There are also concerns from patients who have had the vaccine before and still say they’ve gotten sick. But Shumsky says that isn’t a side effect of the vaccine.
“It’s not a live virus, so you cannot get the flu from the vaccine,” she says. “It takes two weeks for the vaccine to work, so if someone thinks they got sick a few days after the vaccine, they really just waited a little too long to get vaccinated.”
And even if you get the vaccine for the wrong strain of the flu virus, you’ll still receive some protection from whatever strain you get exposed to, Shumsky says. The more regularly patients are vaccinated, the more immunities they build up to different strains of the virus.
Shumsky says the idea that only very young or elderly people really need to be vaccinated is also false. Holiday travel increases potential exposure to the flu, and having out-of-town guests increases the likelihood that they’ll bring it along with them. Someone who’s been exposed to the flu can actually be contagious for two or three days before symptoms even really start showing.
“Most of what we’ve given so far this season are to people who are 65 and older, but even younger people should get it,” she says. “Not only to protect themselves. It helps you not to spread it to young children or to the elderly. You can be spreading it without even knowing it.”

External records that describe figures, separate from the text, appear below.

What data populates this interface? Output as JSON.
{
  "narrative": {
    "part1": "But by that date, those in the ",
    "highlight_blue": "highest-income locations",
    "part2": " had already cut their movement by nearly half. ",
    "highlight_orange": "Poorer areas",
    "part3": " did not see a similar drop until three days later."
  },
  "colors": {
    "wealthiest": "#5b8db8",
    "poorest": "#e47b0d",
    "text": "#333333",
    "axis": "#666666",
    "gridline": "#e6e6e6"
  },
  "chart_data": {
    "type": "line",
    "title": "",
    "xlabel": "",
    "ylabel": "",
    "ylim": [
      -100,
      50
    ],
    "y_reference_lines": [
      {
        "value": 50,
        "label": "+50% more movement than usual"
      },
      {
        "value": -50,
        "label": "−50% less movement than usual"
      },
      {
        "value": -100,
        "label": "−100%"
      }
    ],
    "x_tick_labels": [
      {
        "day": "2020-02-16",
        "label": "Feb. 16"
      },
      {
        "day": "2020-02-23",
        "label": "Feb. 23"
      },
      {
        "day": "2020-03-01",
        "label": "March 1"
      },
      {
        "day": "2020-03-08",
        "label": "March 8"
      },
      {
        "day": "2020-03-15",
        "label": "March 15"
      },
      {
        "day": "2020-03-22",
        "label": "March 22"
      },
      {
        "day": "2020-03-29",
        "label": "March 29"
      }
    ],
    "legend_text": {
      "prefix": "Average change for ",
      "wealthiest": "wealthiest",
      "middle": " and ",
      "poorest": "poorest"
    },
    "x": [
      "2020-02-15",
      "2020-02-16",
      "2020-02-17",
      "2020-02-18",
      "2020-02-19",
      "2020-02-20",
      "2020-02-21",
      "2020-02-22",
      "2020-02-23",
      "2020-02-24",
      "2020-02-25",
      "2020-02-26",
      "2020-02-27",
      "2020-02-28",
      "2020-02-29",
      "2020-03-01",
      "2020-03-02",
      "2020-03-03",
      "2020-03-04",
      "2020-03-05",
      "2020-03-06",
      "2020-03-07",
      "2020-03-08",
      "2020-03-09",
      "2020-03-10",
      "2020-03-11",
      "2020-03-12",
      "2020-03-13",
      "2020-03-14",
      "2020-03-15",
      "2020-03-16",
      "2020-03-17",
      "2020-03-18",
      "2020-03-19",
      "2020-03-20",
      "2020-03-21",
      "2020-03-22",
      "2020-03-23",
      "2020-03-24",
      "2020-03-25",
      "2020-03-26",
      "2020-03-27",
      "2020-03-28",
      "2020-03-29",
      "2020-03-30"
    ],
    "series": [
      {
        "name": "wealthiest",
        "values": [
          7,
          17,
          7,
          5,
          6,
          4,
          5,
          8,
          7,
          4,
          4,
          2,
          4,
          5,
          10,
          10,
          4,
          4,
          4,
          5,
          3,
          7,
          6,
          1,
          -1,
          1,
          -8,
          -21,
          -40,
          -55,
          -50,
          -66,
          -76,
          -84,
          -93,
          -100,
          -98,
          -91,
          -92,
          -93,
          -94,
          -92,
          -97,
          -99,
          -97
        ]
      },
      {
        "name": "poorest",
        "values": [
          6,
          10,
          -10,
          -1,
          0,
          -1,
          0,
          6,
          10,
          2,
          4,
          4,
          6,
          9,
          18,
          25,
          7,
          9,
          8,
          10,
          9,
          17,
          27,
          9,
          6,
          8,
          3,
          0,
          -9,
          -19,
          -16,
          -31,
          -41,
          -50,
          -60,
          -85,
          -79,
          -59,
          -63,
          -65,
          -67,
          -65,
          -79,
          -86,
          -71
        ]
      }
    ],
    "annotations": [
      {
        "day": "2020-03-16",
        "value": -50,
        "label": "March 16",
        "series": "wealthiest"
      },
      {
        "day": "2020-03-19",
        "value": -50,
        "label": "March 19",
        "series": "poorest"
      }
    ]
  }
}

Montana generally sees the flu virus crop up a little later in the season than other states, Shumksy says, but it varies from year to year. Often there’s a resurgence in the springtime after the initial season in the fall, largely influenced by people traveling and returning home.
Madison Valley Medical Center has given nearly 750 vaccines this year, around 23 percent of the populace it serves. Madison County’s public health department has administered over 400 vaccines, but it only takes one unvaccinated person to expose everyone around them to a potentially deadly virus.